Василий Гнатенко, видимо весь поглощенный мыслью о возвращении на хутор, о близкой встрече с родными, мечтательно глядя на ярко мерцавшие звезды, подумал вслух:
— А якый хутор у нас гарный! Хаткы биленьки-биленьки и уси у зелени. А сады! Садив скилькы! У кожний хатцы сад: яблунь штук по двадцать, вышень, слыв. А яка у нас скотына, яки волы, яки свыни!.. Як до дому прыйду — усих, усю роту прошу до своей хаты. Кабанчыка забью. Якым борщэм, якымы галушками жинка нас вгостить!
Он мечтал вслух, этот громадный парень, двадцать восемь месяцев воевавший в болотах Смоленщины, в степях у Сталинграда, в плавнях Кубани, трижды раненный и снова возвращавшийся в строй.
Перед рассветом атаковали хутор и после короткого жестокого боя выбили оттуда противника и погнали дальше по дороге к Ворскле. Лейтенант Щегол рассказал мне потом, что перед атакой на родной хутор Василий Гнатенко бесшумно прополз по бурьяну к вражеской позиции, руками задушил неприятельского пулеметчика, повернул пулемет в обратную сторону и, когда началась атака, бил по противнику из его же пулемета. А когда рота, продолжая наступать, втянулась на хуторскую улочку, он схватил пулемет с дисками, оврагом добрался на другой конец хутора, установил пулемет у дороги, по которой отходил противник, и в упор расстреливал бегущих.
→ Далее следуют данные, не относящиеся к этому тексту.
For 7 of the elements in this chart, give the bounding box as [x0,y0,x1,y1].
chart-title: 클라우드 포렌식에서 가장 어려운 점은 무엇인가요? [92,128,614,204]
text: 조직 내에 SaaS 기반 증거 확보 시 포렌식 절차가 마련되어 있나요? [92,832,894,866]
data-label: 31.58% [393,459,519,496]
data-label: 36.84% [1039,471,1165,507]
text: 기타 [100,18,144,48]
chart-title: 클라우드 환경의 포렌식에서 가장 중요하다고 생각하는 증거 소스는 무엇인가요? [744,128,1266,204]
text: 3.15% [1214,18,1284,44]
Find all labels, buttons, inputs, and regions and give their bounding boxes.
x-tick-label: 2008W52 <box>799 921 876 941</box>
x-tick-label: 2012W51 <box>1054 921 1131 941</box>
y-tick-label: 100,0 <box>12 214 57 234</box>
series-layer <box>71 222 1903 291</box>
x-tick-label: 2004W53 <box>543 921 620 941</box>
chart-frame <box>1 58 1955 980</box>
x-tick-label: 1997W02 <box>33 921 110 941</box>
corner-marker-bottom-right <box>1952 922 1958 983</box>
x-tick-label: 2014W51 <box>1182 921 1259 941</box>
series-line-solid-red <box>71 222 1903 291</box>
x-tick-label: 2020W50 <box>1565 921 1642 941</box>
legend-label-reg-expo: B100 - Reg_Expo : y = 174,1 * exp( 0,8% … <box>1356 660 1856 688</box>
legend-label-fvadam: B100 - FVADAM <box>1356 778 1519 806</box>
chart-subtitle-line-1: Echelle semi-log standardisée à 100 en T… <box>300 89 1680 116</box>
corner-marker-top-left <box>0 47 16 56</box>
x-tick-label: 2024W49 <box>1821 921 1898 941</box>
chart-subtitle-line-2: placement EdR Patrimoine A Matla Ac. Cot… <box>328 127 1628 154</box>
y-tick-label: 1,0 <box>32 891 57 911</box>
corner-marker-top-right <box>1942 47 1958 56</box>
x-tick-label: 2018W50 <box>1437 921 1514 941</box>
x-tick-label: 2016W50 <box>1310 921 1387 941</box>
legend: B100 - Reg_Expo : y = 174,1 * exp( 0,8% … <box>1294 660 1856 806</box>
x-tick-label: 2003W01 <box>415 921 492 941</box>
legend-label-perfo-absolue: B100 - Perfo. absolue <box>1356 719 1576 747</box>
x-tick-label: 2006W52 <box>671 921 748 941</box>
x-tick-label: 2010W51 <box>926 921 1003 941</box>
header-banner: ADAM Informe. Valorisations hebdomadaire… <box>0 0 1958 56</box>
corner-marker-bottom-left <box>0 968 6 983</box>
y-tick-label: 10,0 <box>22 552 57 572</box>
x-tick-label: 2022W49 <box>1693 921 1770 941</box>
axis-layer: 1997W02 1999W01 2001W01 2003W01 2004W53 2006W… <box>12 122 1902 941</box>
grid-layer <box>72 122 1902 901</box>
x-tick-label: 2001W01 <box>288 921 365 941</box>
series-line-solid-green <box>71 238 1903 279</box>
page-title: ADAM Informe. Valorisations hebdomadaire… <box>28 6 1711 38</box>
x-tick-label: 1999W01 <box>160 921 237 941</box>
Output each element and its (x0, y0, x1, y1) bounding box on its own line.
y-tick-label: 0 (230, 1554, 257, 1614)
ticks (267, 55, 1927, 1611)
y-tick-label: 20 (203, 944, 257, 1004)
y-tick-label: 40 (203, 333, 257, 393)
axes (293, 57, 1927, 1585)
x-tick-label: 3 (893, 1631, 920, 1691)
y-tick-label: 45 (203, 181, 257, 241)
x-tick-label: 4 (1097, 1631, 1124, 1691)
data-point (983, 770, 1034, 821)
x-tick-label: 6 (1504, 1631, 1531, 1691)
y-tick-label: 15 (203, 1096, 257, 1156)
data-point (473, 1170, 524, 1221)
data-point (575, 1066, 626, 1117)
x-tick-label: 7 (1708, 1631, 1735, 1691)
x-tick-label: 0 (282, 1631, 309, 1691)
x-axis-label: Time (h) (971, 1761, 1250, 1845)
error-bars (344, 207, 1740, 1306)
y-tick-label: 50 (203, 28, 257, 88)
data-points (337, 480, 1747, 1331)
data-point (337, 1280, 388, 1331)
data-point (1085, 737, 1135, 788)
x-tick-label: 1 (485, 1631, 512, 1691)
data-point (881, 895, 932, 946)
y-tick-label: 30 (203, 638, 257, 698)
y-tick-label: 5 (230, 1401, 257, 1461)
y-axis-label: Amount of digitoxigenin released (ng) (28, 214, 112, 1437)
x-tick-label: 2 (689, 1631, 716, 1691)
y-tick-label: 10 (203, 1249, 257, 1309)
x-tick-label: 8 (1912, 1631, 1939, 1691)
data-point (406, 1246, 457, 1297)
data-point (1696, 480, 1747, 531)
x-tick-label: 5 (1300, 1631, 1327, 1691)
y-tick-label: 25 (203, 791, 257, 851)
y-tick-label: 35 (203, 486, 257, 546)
Но когда уже днем я встретил Гнатенко на улице отвоеванного хутора, он не походил на человека, столь отличившегося в только что отгремевшем бою. Гигант брел, еле переставляя ноги, глядя перед собой ничего не видящими глазами. Окликнули его, спросили, в чем дело. Он молча обвел рукой вокруг себя.
Мы стояли на сельской площади, в самом центре сожженного хутора. Едкий, горький дым стлался над кирпичными грудами взорванной школы. За ней, за наполовину вырубленным садом, торчали одни пеньки, виднелись развалины больших, совершенно разрушенных или сгоревших построек — должно быть, скотных дворов фермы. Среди заросшей травой площади только по известковому фундаменту, уже поросшему крапивой, можно было угадать место, где когда-то была церковь. Ее взорвали и потом разобрали: на строительство дороги понадобился битый кирпич.